The primary interstellar object, ’Oumuamua, was the primary comet or asteroid-size physique that was detected within the photo voltaic system that got here from exterior of the photo voltaic system.
’Oumuamua displayed this similar mysterious mixture of no mud tail however a cometlike nongravitational acceleration, which led to many theories making an attempt to clarify what the item might have been. One possibility is that it was outgassing like a comet however not producing a dusty tail.
Since ’Oumuamua was first noticed in 2017, my colleagues and I’ve recognized different darkish comets inside the photo voltaic system. In our examine, we discovered seven new darkish comets, bringing the entire to 14.
Now that we’ve discovered extra darkish comets, we’ve observed that they arrive in two flavors. Outer darkish comets are bigger – a couple of mile extensive in measurement – and on extra elliptical orbits farther out within the photo voltaic system. Internal darkish comets are smaller – usually 1,000 ft in measurement – and on round orbits near the Earth.

Outer darkish comets, proven in purple, have longer orbits than interior darkish comets, proven in grey. Credit score: Darryl Seligman
Contributions to Earth’s oceans
It’s nonetheless not clear precisely what these darkish comets are. They might not even be conventional comets in the event that they don’t have icy surfaces.
Nevertheless, the most definitely reply for his or her nongravitational accelerations is that they outgas water, like a comet, however don’t produce a dusty tail – a minimum of not one we will see after we have a look at them with our telescopes.
If that is so, there are certain to be many extra of those objects, parading round like asteroids, nonetheless but to be recognized.
Since scientists don’t know for certain the place the Earth’s water got here from, if there actually are a lot of darkish comets which have water close to Earth, it’s potential that these darkish comets contributed water to the early Earth.
These darkish comets might inform researchers extra in regards to the origins of Earth’s oceans and the event of life right here on Earth.

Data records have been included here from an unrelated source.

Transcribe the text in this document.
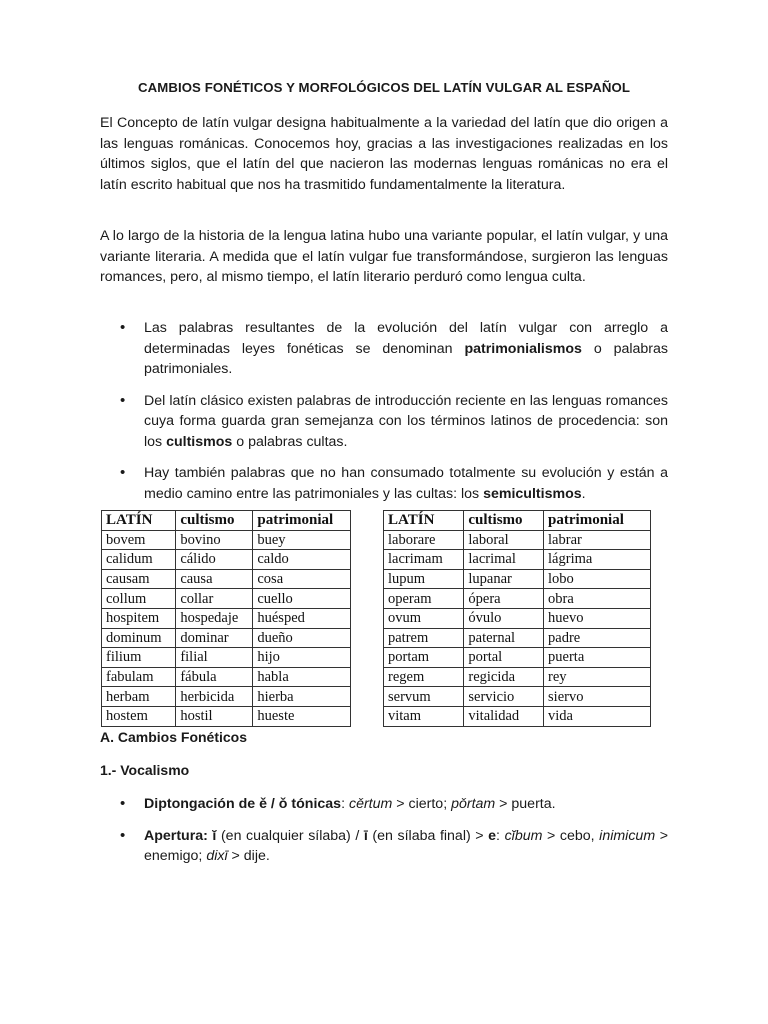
CAMBIOS FONÉTICOS Y MORFOLÓGICOS DEL LATÍN VULGAR AL ESPAÑOL

El Concepto de latín vulgar designa habitualmente a la variedad del latín que dio origen a las lenguas románicas. Conocemos hoy, gracias a las investigaciones realizadas en los últimos siglos, que el latín del que nacieron las modernas lenguas románicas no era el latín escrito habitual que nos ha trasmitido fundamentalmente la literatura.

A lo largo de la historia de la lengua latina hubo una variante popular, el latín vulgar, y una variante literaria. A medida que el latín vulgar fue transformándose, surgieron las lenguas romances, pero, al mismo tiempo, el latín literario perduró como lengua culta.

• Las palabras resultantes de la evolución del latín vulgar con arreglo a determinadas leyes fonéticas se denominan patrimonialismos o palabras patrimoniales.
• Del latín clásico existen palabras de introducción reciente en las lenguas romances cuya forma guarda gran semejanza con los términos latinos de procedencia: son los cultismos o palabras cultas.
• Hay también palabras que no han consumado totalmente su evolución y están a medio camino entre las patrimoniales y las cultas: los semicultismos.
LATÍN	cultismo	patrimonial
bovem	bovino	buey
calidum	cálido	caldo
causam	causa	cosa
collum	collar	cuello
hospitem	hospedaje	huésped
dominum	dominar	dueño
filium	filial	hijo
fabulam	fábula	habla
herbam	herbicida	hierba
hostem	hostil	hueste
LATÍN	cultismo	patrimonial
laborare	laboral	labrar
lacrimam	lacrimal	lágrima
lupum	lupanar	lobo
operam	ópera	obra
ovum	óvulo	huevo
patrem	paternal	padre
portam	portal	puerta
regem	regicida	rey
servum	servicio	siervo
vitam	vitalidad	vida
A. Cambios Fonéticos
1.- Vocalismo
• Diptongación de ě / ǒ tónicas: cěrtum > cierto; pǒrtam > puerta.
• Apertura: ĭ (en cualquier sílaba) / ī (en sílaba final) > e: cĭbum > cebo, inimicum > enemigo; dixī > dije.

Causes to be excited for the longer term
This analysis is absolutely simply the tip of the iceberg, as a result of we solely simply began discovering these darkish comets in 2023.
The Vera C. Rubin Observatory’s Legacy Survey of House and Time, which comes on-line in 2025, will begin scanning your complete southern sky virtually each night time to identify something that strikes. This telescope, positioned on a mountain in Chile’s Atacama desert, is dwelling to the most important digicam ever constructed.
It is going to give astronomers virtually 5 orders of magnitude better sensitivity for detecting shifting objects within the night time sky. It is going to possible assist my colleagues and me uncover a lot of new darkish comets within the close to future.
Telescopes which are already working, such because the Hubble House Telescope and the James Webb House Telescope, might additionally assist my workforce look ahead to outgassing or ice on the floor of the 14 darkish comets we’ve already recognized.
Touchdown on a darkish comet would in all probability look much like Hayabusa2’s rendezvous with the Ryugu asteroid. Credit score: JAXA, College of Tokyo, Kochi College, Rikkyo College, Nagoya College, Chiba Institute of Know-how, Meiji College, Aizu College, AIST
Lastly, the JAXA Hayabusa2 prolonged mission is slated to rendezvous with one of many interior darkish comets, 1998 KY26, in 2031. Due to this fact, we can see the floor of a darkish comet in beautiful element.
Darryl Z. Seligman is a Postdoctoral Fellow in Physics and Astronomy at Michigan State College. He’s supported by an NSF Astronomy and Astrophysics Postdoctoral Fellowship below award AST-2303553. This analysis award is partially funded by a beneficiant reward of Charles Simonyi to the NSF Division of Astronomical Sciences. The award is made in recognition of great contributions to Rubin Observatory’s Legacy Survey of House and Time.
Michigan State College supplies funding as a founding companion of The Dialog US.
![]()
This text is republished from The Dialog below a Artistic Commons license. Learn the unique article.